The twins – a boy and girl – are the third and fourth children for Hobart-born Mary and Crown Prince Frederik and are siblings for Prince Christian, five, and Princess Isabella, who turns four next week.
The naming of the twins, who were born on January 8, has been kept under wraps until the christening – typically some three months after birth – following Danish royal tradition.
Like their father and grandmother – Queen Margrethe – the twins will be christened at Holmen’s Church in central Copenhagen using a silver baptismal font dating back to the 1600s and used to christen all Danish royal children since 1671.
Members of Mary’s family, including her father, John Donaldson, and one of her sisters, Patricia Bailey, are understood to be travelling to Denmark and joining some 300 guests at the christening.

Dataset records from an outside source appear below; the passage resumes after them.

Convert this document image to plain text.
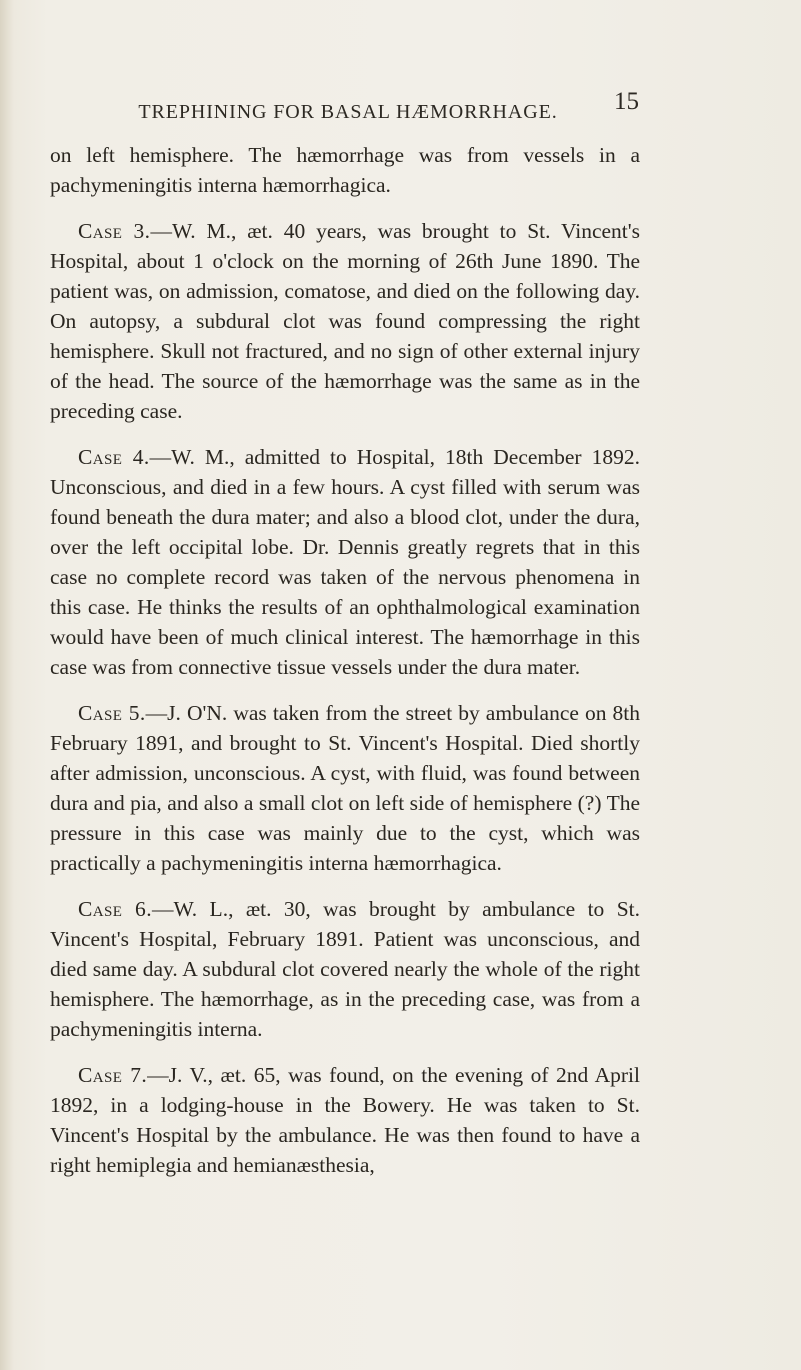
TREPHINING FOR BASAL HÆMORRHAGE. 15

on left hemisphere. The hæmorrhage was from vessels in a pachymeningitis interna hæmorrhagica.

Case 3.—W. M., æt. 40 years, was brought to St. Vincent's Hospital, about 1 o'clock on the morning of 26th June 1890. The patient was, on admission, comatose, and died on the following day. On autopsy, a subdural clot was found compressing the right hemisphere. Skull not fractured, and no sign of other external injury of the head. The source of the hæmorrhage was the same as in the preceding case.

Case 4.—W. M., admitted to Hospital, 18th December 1892. Unconscious, and died in a few hours. A cyst filled with serum was found beneath the dura mater; and also a blood clot, under the dura, over the left occipital lobe. Dr. Dennis greatly regrets that in this case no complete record was taken of the nervous phenomena in this case. He thinks the results of an ophthalmological examination would have been of much clinical interest. The hæmorrhage in this case was from connective tissue vessels under the dura mater.

Case 5.—J. O'N. was taken from the street by ambulance on 8th February 1891, and brought to St. Vincent's Hospital. Died shortly after admission, unconscious. A cyst, with fluid, was found between dura and pia, and also a small clot on left side of hemisphere (?) The pressure in this case was mainly due to the cyst, which was practically a pachymeningitis interna hæmorrhagica.

Case 6.—W. L., æt. 30, was brought by ambulance to St. Vincent's Hospital, February 1891. Patient was unconscious, and died same day. A subdural clot covered nearly the whole of the right hemisphere. The hæmorrhage, as in the preceding case, was from a pachymeningitis interna.

Case 7.—J. V., æt. 65, was found, on the evening of 2nd April 1892, in a lodging-house in the Bowery. He was taken to St. Vincent's Hospital by the ambulance. He was then found to have a right hemiplegia and hemianæsthesia,
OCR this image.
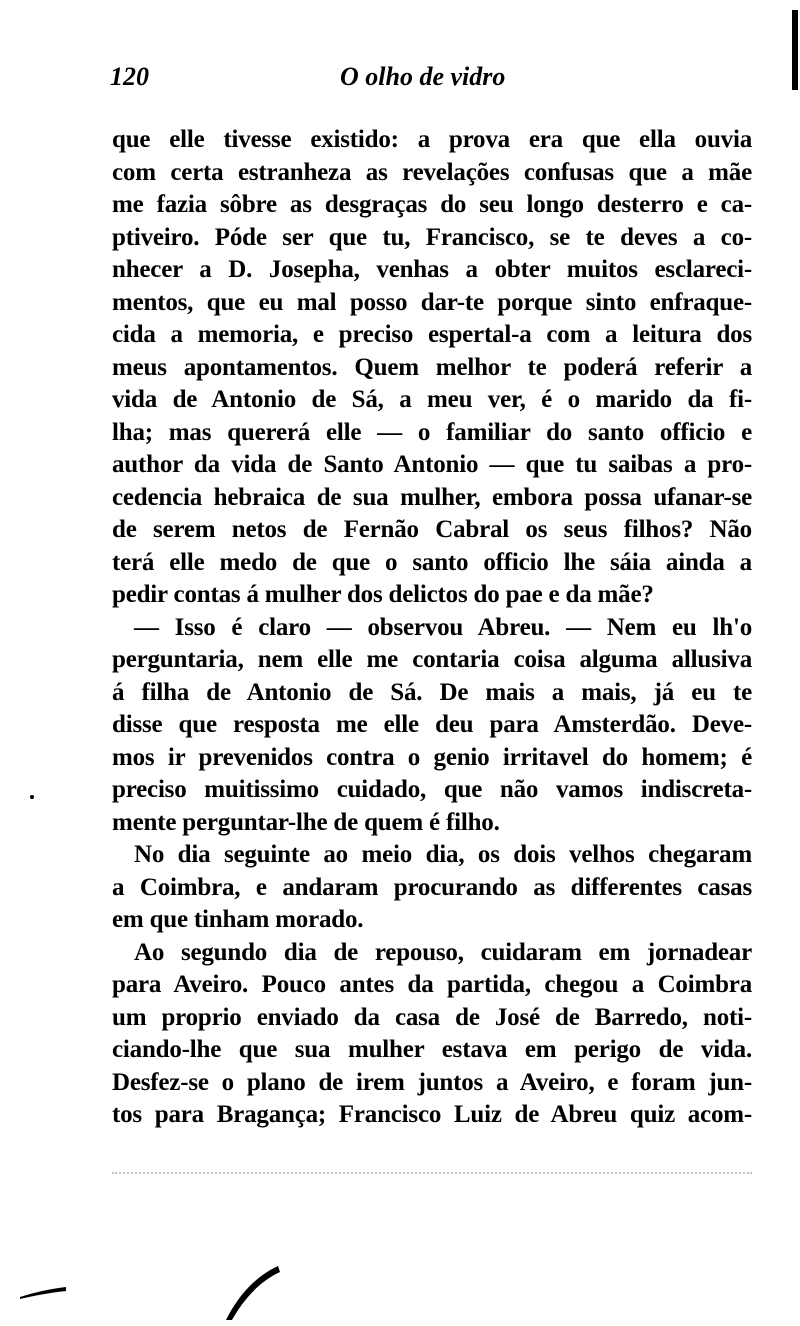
120	O olho de vidro
que elle tivesse existido: a prova era que ella ouvia
com certa estranheza as revelações confusas que a mãe
me fazia sôbre as desgraças do seu longo desterro e ca-
ptiveiro. Póde ser que tu, Francisco, se te deves a co-
nhecer a D. Josepha, venhas a obter muitos esclareci-
mentos, que eu mal posso dar-te porque sinto enfraque-
cida a memoria, e preciso espertal-a com a leitura dos
meus apontamentos. Quem melhor te poderá referir a
vida de Antonio de Sá, a meu ver, é o marido da fi-
lha; mas quererá elle — o familiar do santo officio e
author da vida de Santo Antonio — que tu saibas a pro-
cedencia hebraica de sua mulher, embora possa ufanar-se
de serem netos de Fernão Cabral os seus filhos? Não
terá elle medo de que o santo officio lhe sáia ainda a
pedir contas á mulher dos delictos do pae e da mãe?
— Isso é claro — observou Abreu. — Nem eu lh'o
perguntaria, nem elle me contaria coisa alguma allusiva
á filha de Antonio de Sá. De mais a mais, já eu te
disse que resposta me elle deu para Amsterdão. Deve-
mos ir prevenidos contra o genio irritavel do homem; é
preciso muitissimo cuidado, que não vamos indiscreta-
mente perguntar-lhe de quem é filho.
No dia seguinte ao meio dia, os dois velhos chegaram
a Coimbra, e andaram procurando as differentes casas
em que tinham morado.
Ao segundo dia de repouso, cuidaram em jornadear
para Aveiro. Pouco antes da partida, chegou a Coimbra
um proprio enviado da casa de José de Barredo, noti-
ciando-lhe que sua mulher estava em perigo de vida.
Desfez-se o plano de irem juntos a Aveiro, e foram jun-
tos para Bragança; Francisco Luiz de Abreu quiz acom-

Earlier this month, Mr Donaldson told The Hobart Mercury newspaper that his twin grandchildren were so tiny when they were born that he could hold them in the palm of his hand, but they had grown quickly.
“Nobody knows the names except Mum and Dad until the day of the christening, it’s a tradition in Denmark,” he said.
The names have been the topic of widespread debate in Denmark, where the royal family is much revered.
Some camps believe the babies will receive names in keeping with Danish royal heritage.
Others think it possible that Princess Mary will honour members of her Tasmanian family, including her mother, Henrietta “Etta” Clark Donaldson, who died in 1997 before her daughter met Frederik.
Danish royal-watchers have drawn up a list of likely names for the youngsters, which includes Sophie, Caroline and Alexandrine for the girl, and Magnus, Erik and Christoffer for the boy.
Following Thursday’s 3.30pm (11.30pm AEST) christening, guests will travel by boat to a palace reception. Later, family and friends will attend a dinner at Frederik and Mary’s home, Danish newspaper Jyllands-Posten reported this week.